Das Abnehmen der Prüfungen laufe ganz locker ab, wirbt Ingrid Ziegmann. Die Gruppe trifft sich einmal die Woche, um die entsprechenden Disziplinen wie Werfen, Laufen, Radfahren oder Weitsprung zu üben.

Neulinge werden herzlich aufgenommen

Sie führt Buch über die Leistungen. Somit hat also jeder die Chance, sich zu verbessern: „Wir sind auch nicht streng.“ Im Gegenteil, es wird viel gelacht und geplaudert, auch Neulinge werden sofort in die Sportfamilie mitaufgenommen.

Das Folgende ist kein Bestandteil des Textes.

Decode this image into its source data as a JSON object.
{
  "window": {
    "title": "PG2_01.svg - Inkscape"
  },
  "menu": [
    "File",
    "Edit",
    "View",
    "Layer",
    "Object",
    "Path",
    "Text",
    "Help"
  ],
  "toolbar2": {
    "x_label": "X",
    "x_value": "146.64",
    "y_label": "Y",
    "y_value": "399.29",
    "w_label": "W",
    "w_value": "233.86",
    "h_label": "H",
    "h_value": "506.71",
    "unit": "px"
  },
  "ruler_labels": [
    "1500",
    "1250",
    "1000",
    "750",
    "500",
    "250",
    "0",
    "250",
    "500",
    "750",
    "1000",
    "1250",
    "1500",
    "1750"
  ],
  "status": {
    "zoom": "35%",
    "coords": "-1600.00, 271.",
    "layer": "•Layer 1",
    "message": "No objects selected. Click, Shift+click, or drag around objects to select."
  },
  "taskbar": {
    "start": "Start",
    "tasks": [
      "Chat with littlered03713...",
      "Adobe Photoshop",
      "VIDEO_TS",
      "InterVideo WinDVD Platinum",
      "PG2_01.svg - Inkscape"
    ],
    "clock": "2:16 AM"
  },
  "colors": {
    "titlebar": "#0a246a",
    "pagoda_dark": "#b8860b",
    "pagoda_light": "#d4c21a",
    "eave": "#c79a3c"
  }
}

Das gemeinsame Sporteln, der Teamspirit, wie es auf Neudeutsch so schön heisst, steht im Vordergrund. Ein harter Kern von gut zehn Personen sei eigentlich immer da, sagt Ingrid Ziegmann, der zweite Kern seien die, die solange mitmachen, bis das gewünschte Abzeichen abgelegt worden ist.

Wolf Kutzbach hat 62 Abzeichen:

81 Jahre alt und immer noch topfit: Wolf Kutzbach.

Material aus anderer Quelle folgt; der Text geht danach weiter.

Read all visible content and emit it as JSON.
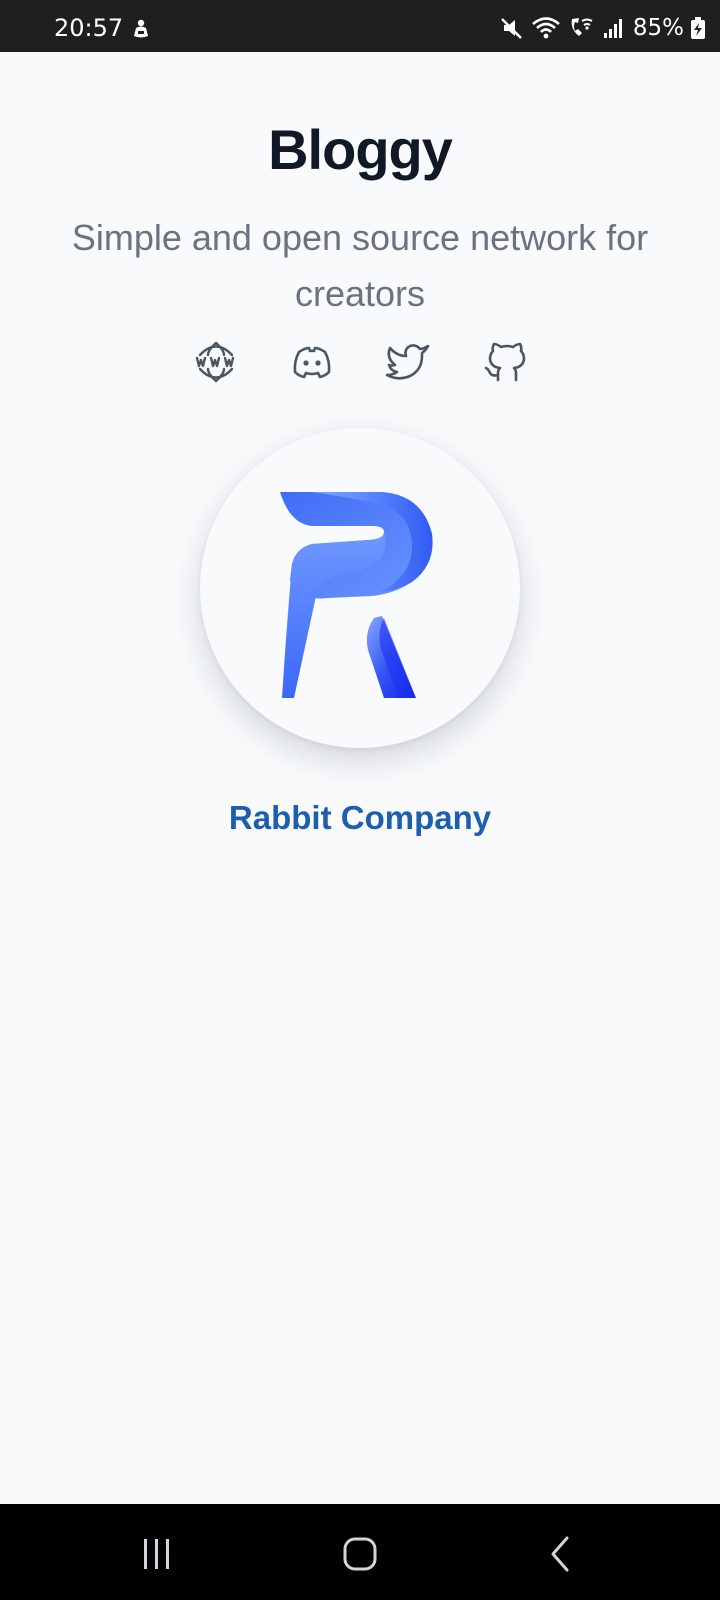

Jährlich Übungsleiterin Ingrid Ziegmann die Statistiken für die Sportlerehrung. Los ging es 1994 mit sieben Urkunden, 2003 war das beste Jahr mit insgesamt 325 verliehenen Urkunden, in den letzten Jahren sind es immer so um die 80 gewesen. Der eigentliche Star, auch wenn er das nicht hören will, ist Wolf Kutzbach (81). Er hätte schon mindestens das diamantene Sportabzeichen, wenn es das denn gebe. „62 Sportabzeichen habe ich,“ strahlt der Senior. Er erinnert sich, dass Bürgermeister Kollmannsberger seinerzeit fünfmal das Sportlerabzeichen gemacht habe. Die letzten Jahre war es an der Politiker-Front etwas weniger sportlich-ambitioniert, meint er. Dabei wissen es die Sportabzeichen-Profis Eichhorn und Kutzbach doch ganz genau: „Die Ingrid motiviert jeden, egal, ob jung oder alt.“

Höchste Auszeichnung außerhalb des Wettkampfsports:

Das Deutsche Sportabzeichen (DSA) ist eine Auszeichnung des Deutschen Olympischen Sportbundes (DOSB) mit Ordenscharakter. Es ist die höchste Auszeichnung außerhalb des Wettkampfsportes und wird als Leistungsabzeichen im Breitensport für überdurchschnittliche und vielseitige körperliche Leistungsfähigkeit verliehen. Dabei geht es um die motorischen Grundfähigkeiten Ausdauer, Kraft, Schnelligkeit und Koordination. Je nach Alter gestaffelt gilt es Punkte in den unterschiedlichsten Disziplinen aus den Sportarten Leichtathletik, Radfahren, Schwimmen und Geräteturnen. Um das Deutsche Sportabzeichen zu erwerben, muss in jeder Disziplingruppe mindestens eine Leistung in Bronze erbracht werden. Bis 2013 konnte man in Bayern sowohl das Bayerische als auch das Deutsche Sportabzeichen ablegen, seit 2013 gibt es nur noch das bundeseinheitliche Sportabzeichen. Training beim TuS Prien ist jeden Mittwoch.